Molecular genetics of the Escherichia coli htrB gene

The Escherichia coli htrB gene was identified during an insertional mutagenesis screen for new heat shock genes. HtrB is essential for viability in rich media only at temperatures above 32.5°C, a phenotype related to bacterial growth rate, since htrB bacteria are viable at high temperatures in minimal medium. Despite its unique temperature-sensitive phenotype, the htrB gene is not under heat shock regulation. When grown at nonpermissive temperatures, htrB bacteria exhibit density-dependent morphological alterations, including the formation of bulges and filaments. The lipopolysaccharide layer of the outer membrane may be altered in htrB bacteria, as indicated by the ability of cationic detergents to reverse the lethal phenotype and by the increased resistance of htrB bacteria to deoxycholate. Four spontaneously arising mutations that suppress the HtrB temperature-sensitive phenotype were mapped to the accBC operon, encoding two of the subunits of acetyl-CoA carboxylase, which catalyzes the first step in fatty acid biosynthesis. Biochemical analysis indicates that htrB mutant bacteria overproduce phospholipids at nonpermissive temperatures, a phenotype closely correlated with loss in viability. The accBC mutations most likely suppress the lethal phenotype of htrB by lowering the rate of fatty acid biosynthesis, thus inhibiting the phospholipid overproduction.

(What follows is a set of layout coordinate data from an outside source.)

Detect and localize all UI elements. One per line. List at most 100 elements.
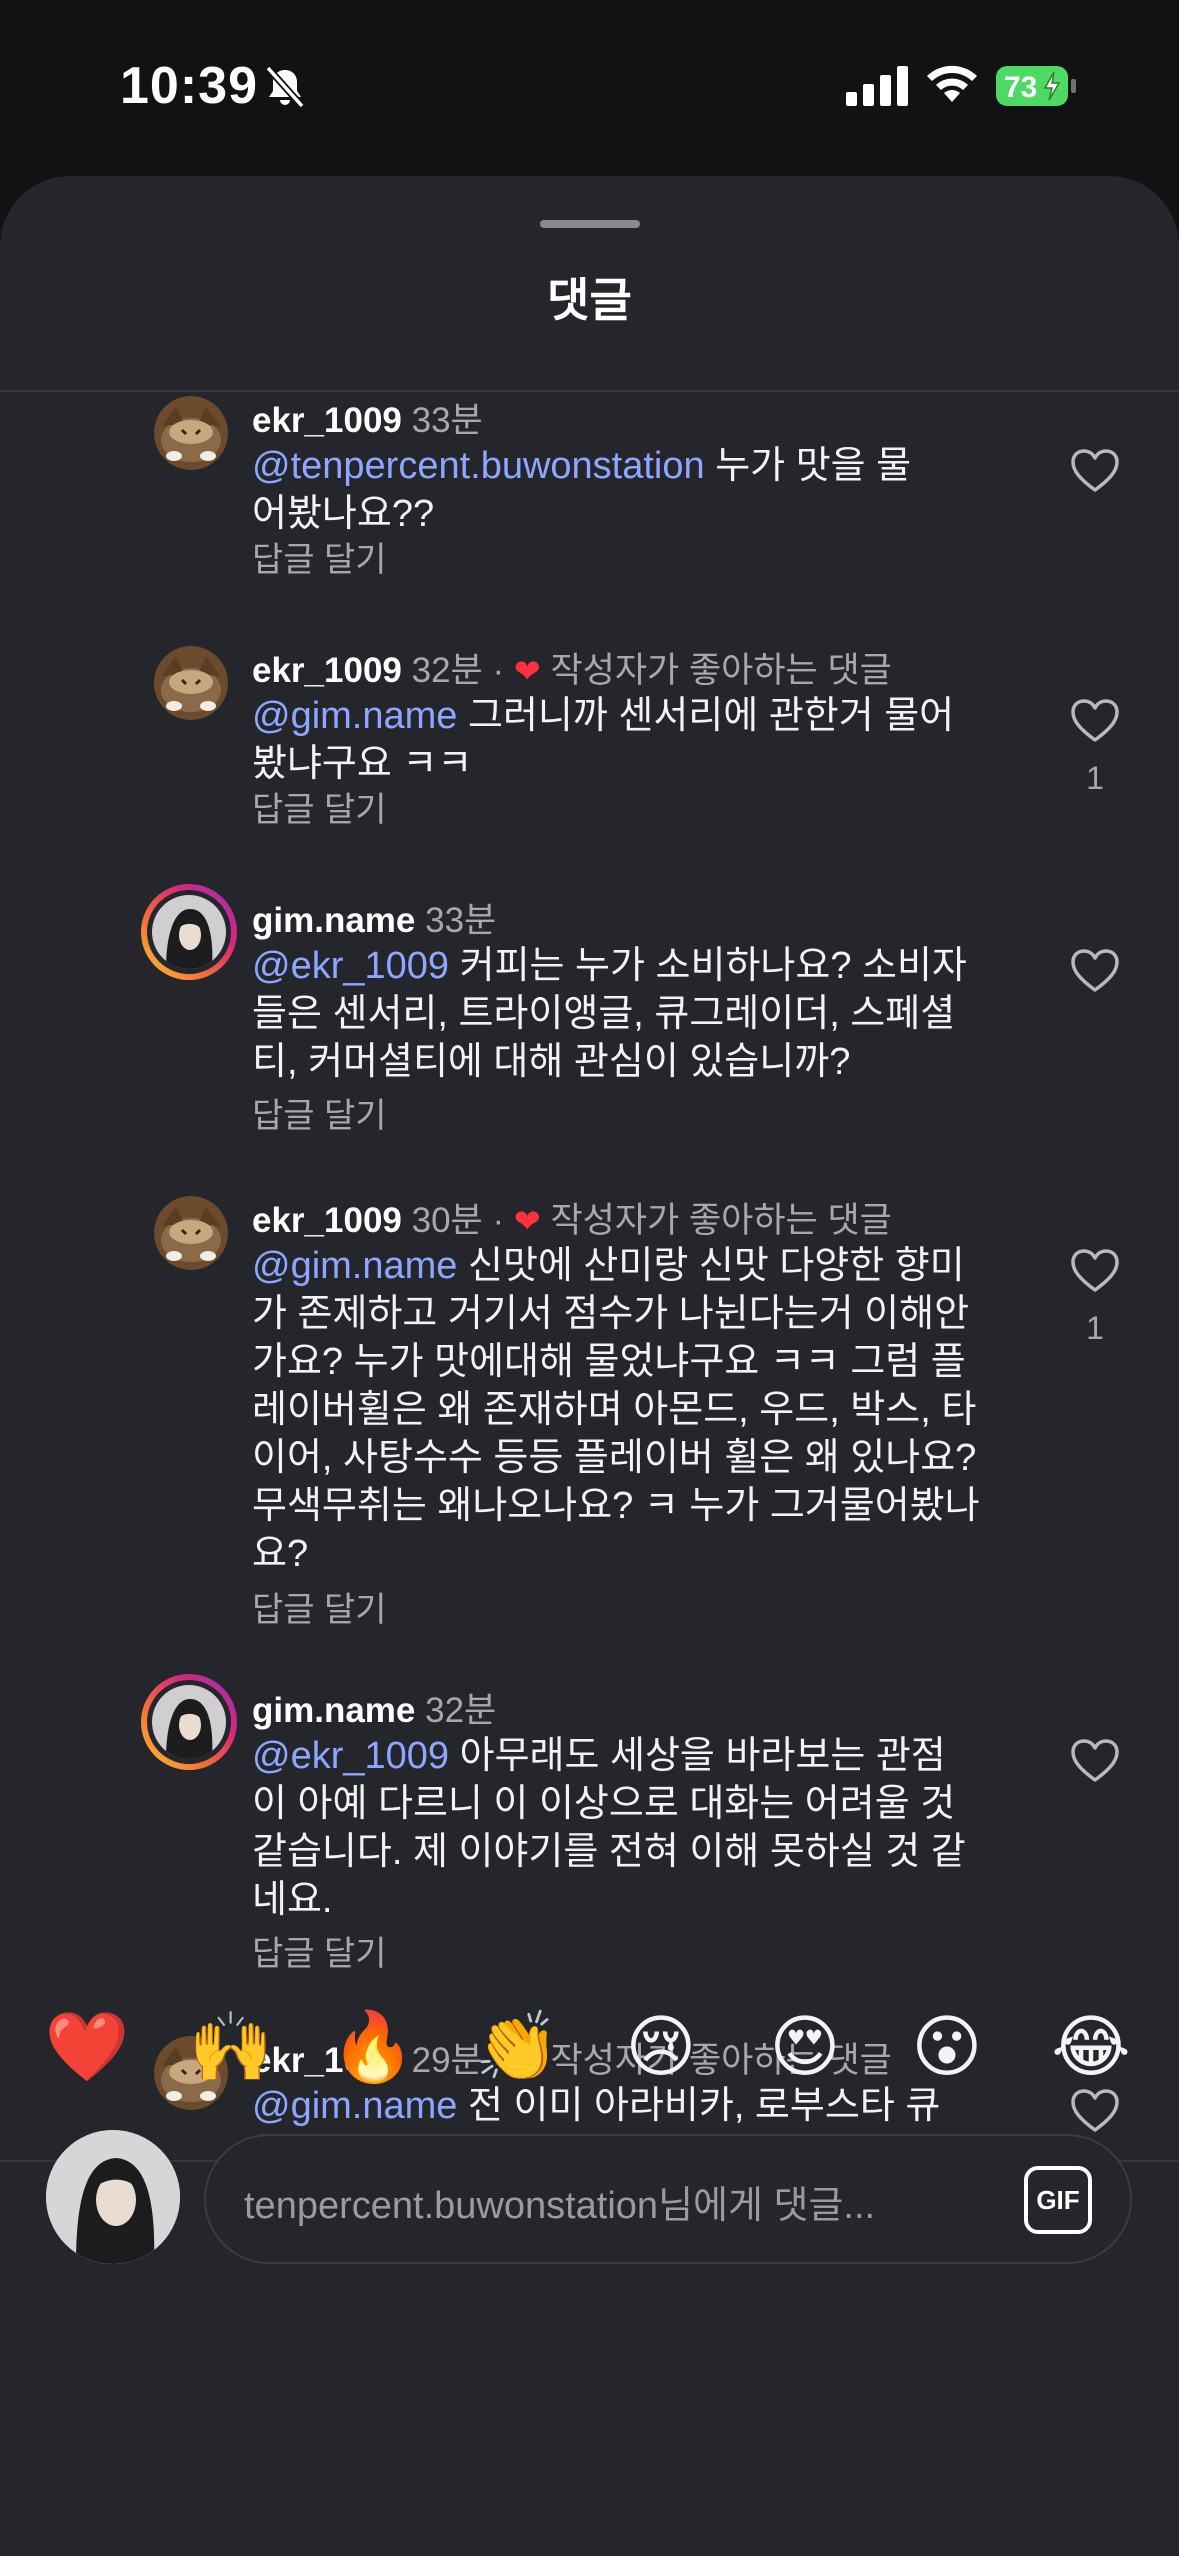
avatar[interactable] — [154, 646, 228, 720]
comment-text: 누가 맛을 물 — [715, 445, 912, 487]
comment-text-line: 어봤나요?? — [252, 490, 1012, 538]
comment-text: 같습니다. 제 이야기를 전혀 이해 못하실 것 같 — [252, 1831, 966, 1873]
comment-text-line: @tenpercent.buwonstation 누가 맛을 물 — [252, 442, 1012, 490]
heart-icon[interactable] — [1070, 698, 1120, 744]
avatar[interactable] — [154, 1196, 228, 1270]
comment-text-line: 레이버휠은 왜 존재하며 아몬드, 우드, 박스, 타 — [252, 1386, 1012, 1434]
comment-input[interactable]: tenpercent.buwonstation님에게 댓글... — [244, 2174, 984, 2229]
signal-icon — [846, 66, 908, 106]
comment-username[interactable]: ekr_1009 — [252, 401, 402, 440]
comment-meta: ekr_1009 30분 · ❤ 작성자가 좋아하는 댓글 — [252, 1192, 892, 1243]
comment-mention[interactable]: @gim.name — [252, 1245, 457, 1287]
heart-icon[interactable] — [1070, 948, 1120, 994]
comment-body: @gim.name 신맛에 산미랑 신맛 다양한 향미 가 존제하고 거기서 점수… — [252, 1242, 1012, 1578]
comment-mention[interactable]: @gim.name — [252, 695, 457, 737]
avatar-story-ring[interactable] — [141, 1674, 237, 1770]
wifi-icon — [927, 65, 977, 102]
comment-text-line: @ekr_1009 커피는 누가 소비하나요? 소비자 — [252, 942, 1012, 990]
tears-of-joy-emoji-button[interactable]: 😂 — [1046, 2002, 1136, 2092]
reply-button[interactable]: 답글 달기 — [252, 782, 387, 831]
comment-time: 32분 — [425, 1691, 497, 1730]
comment-text: 가요? 누가 맛에대해 물었냐구요 ㅋㅋ 그럼 플 — [252, 1341, 966, 1383]
battery-level: 73 — [1004, 71, 1037, 104]
comment-mention[interactable]: @tenpercent.buwonstation — [252, 445, 705, 487]
comment-item: gim.name 32분 @ekr_1009 아무래도 세상을 바라보는 관점 이 … — [0, 1674, 1179, 1982]
sheet-grabber[interactable] — [540, 220, 640, 228]
comment-text-line: 이 아예 다르니 이 이상으로 대화는 어려울 것 — [252, 1780, 1012, 1828]
comment-username[interactable]: ekr_1009 — [252, 1201, 402, 1240]
comment-text-line: 들은 센서리, 트라이앵글, 큐그레이더, 스페셜 — [252, 990, 1012, 1038]
fire-emoji-button[interactable]: 🔥 — [328, 2002, 418, 2092]
comment-username[interactable]: gim.name — [252, 1691, 415, 1730]
heart-icon[interactable] — [1070, 1738, 1120, 1784]
avatar[interactable] — [154, 396, 228, 470]
comment-item: ekr_1009 30분 · ❤ 작성자가 좋아하는 댓글 @gim.name 신… — [0, 1192, 1179, 1629]
comment-username[interactable]: ekr_1009 — [252, 651, 402, 690]
comment-time: 33분 — [425, 901, 497, 940]
comment-text-line: @gim.name 신맛에 산미랑 신맛 다양한 향미 — [252, 1242, 1012, 1290]
reply-button[interactable]: 답글 달기 — [252, 532, 387, 581]
comment-text: 티, 커머셜티에 대해 관심이 있습니까? — [252, 1041, 851, 1083]
comment-composer[interactable]: tenpercent.buwonstation님에게 댓글... GIF — [204, 2134, 1132, 2264]
avatar-story-ring[interactable] — [141, 884, 237, 980]
comment-text: 무색무취는 왜나오나요? ㅋ 누가 그거물어봤나 — [252, 1485, 980, 1527]
status-bar: 10:39 73 — [0, 0, 1179, 176]
heart-icon[interactable] — [1070, 1248, 1120, 1294]
comment-meta: gim.name 33분 — [252, 892, 496, 943]
status-time: 10:39 — [120, 57, 258, 115]
comment-time: 33분 — [411, 401, 483, 440]
comment-mention[interactable]: @ekr_1009 — [252, 1735, 449, 1777]
comment-text: 네요. — [252, 1879, 333, 1921]
comment-text-line: 가 존제하고 거기서 점수가 나뉜다는거 이해안 — [252, 1290, 1012, 1338]
heart-eyes-emoji-button[interactable]: 😍 — [760, 2002, 850, 2092]
comment-username[interactable]: gim.name — [252, 901, 415, 940]
comment-body: @ekr_1009 아무래도 세상을 바라보는 관점 이 아예 다르니 이 이상으… — [252, 1732, 1012, 1924]
comment-text-line: 요? — [252, 1530, 1012, 1578]
liked-by-author-label: 작성자가 좋아하는 댓글 — [550, 1201, 892, 1240]
bell-slash-icon — [265, 65, 305, 109]
comment-text: 아무래도 세상을 바라보는 관점 — [459, 1735, 946, 1777]
comment-text: 어봤나요?? — [252, 493, 435, 535]
comment-text-line: 네요. — [252, 1876, 1012, 1924]
comment-time: 30분 — [411, 1201, 483, 1240]
gif-button[interactable]: GIF — [1024, 2166, 1092, 2234]
comment-time: 32분 — [411, 651, 483, 690]
comment-text-line: @gim.name 그러니까 센서리에 관한거 물어 — [252, 692, 1012, 740]
clapping-hands-emoji-button[interactable]: 👏 — [472, 2002, 562, 2092]
heart-filled-icon: ❤ — [513, 653, 541, 689]
heart-icon[interactable] — [1070, 448, 1120, 494]
reply-button[interactable]: 답글 달기 — [252, 1088, 387, 1137]
comment-text-line: 가요? 누가 맛에대해 물었냐구요 ㅋㅋ 그럼 플 — [252, 1338, 1012, 1386]
comment-mention[interactable]: @ekr_1009 — [252, 945, 449, 987]
raised-hands-emoji-button[interactable]: 🙌 — [186, 2002, 276, 2092]
like-count: 1 — [1086, 1310, 1104, 1346]
comment-text-line: @ekr_1009 아무래도 세상을 바라보는 관점 — [252, 1732, 1012, 1780]
comment-meta: ekr_1009 32분 · ❤ 작성자가 좋아하는 댓글 — [252, 642, 892, 693]
comment-text-line: 같습니다. 제 이야기를 전혀 이해 못하실 것 같 — [252, 1828, 1012, 1876]
surprised-face-emoji-button[interactable]: 😮 — [902, 2002, 992, 2092]
comment-text-line: 티, 커머셜티에 대해 관심이 있습니까? — [252, 1038, 1012, 1086]
avatar — [46, 2130, 180, 2264]
comment-text: 요? — [252, 1533, 309, 1575]
comment-text-line: 무색무취는 왜나오나요? ㅋ 누가 그거물어봤나 — [252, 1482, 1012, 1530]
separator: · — [492, 651, 505, 690]
comment-text-line: 이어, 사탕수수 등등 플레이버 휠은 왜 있나요? — [252, 1434, 1012, 1482]
comment-text: 가 존제하고 거기서 점수가 나뉜다는거 이해안 — [252, 1293, 970, 1335]
red-heart-emoji-button[interactable]: ❤️ — [42, 2002, 132, 2092]
comment-text: 그러니까 센서리에 관한거 물어 — [467, 695, 955, 737]
crying-face-emoji-button[interactable]: 😢 — [616, 2002, 706, 2092]
comment-text: 레이버휠은 왜 존재하며 아몬드, 우드, 박스, 타 — [252, 1389, 977, 1431]
comment-body: @ekr_1009 커피는 누가 소비하나요? 소비자 들은 센서리, 트라이앵글… — [252, 942, 1012, 1086]
emoji-reaction-bar — [0, 1986, 1179, 2106]
comment-text: 이 아예 다르니 이 이상으로 대화는 어려울 것 — [252, 1783, 956, 1825]
comment-body: @tenpercent.buwonstation 누가 맛을 물 어봤나요?? — [252, 442, 1012, 538]
comment-text: 커피는 누가 소비하나요? 소비자 — [459, 945, 967, 987]
comment-body: @gim.name 그러니까 센서리에 관한거 물어 봤냐구요 ㅋㅋ — [252, 692, 1012, 788]
liked-by-author-label: 작성자가 좋아하는 댓글 — [550, 651, 892, 690]
comment-meta: ekr_1009 33분 — [252, 392, 483, 443]
reply-button[interactable]: 답글 달기 — [252, 1582, 387, 1631]
comment-list[interactable]: ekr_1009 33분 @tenpercent.buwonstation 누가 … — [0, 392, 1179, 2162]
reply-button[interactable]: 답글 달기 — [252, 1926, 387, 1975]
comment-text: 봤냐구요 ㅋㅋ — [252, 743, 473, 785]
comment-text: 이어, 사탕수수 등등 플레이버 휠은 왜 있나요? — [252, 1437, 977, 1479]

Two new genes were also identified in this study as multicopy suppressors of htrB. The protein encoded by the msbA suppressor is related to the ATP-dependent translocator family of proteins involved in the export of molecules out of cells. The msbA gene is a unique member of this family because it is essential for bacterial viability. The orfE gene, which is coexpressed with msbA, is also essential. The protein encoded by the msbB suppressor gene appears to play a similar, if not redundant role to HtrB, because MsbB and HtrB have similar amino acid sequences and structural feature. Furthermore, htrB msbB double mutant bacteria exhibit both morphological alterations and growth defects at 30°C, phenotypes that are not exhibited by either of the single mutants. Although bacteria with msbB null mutations are viable, they also exhibit an increased resistance to deoxycholate, indicating that like HtrB, MsbB may play a role in outer membrane function.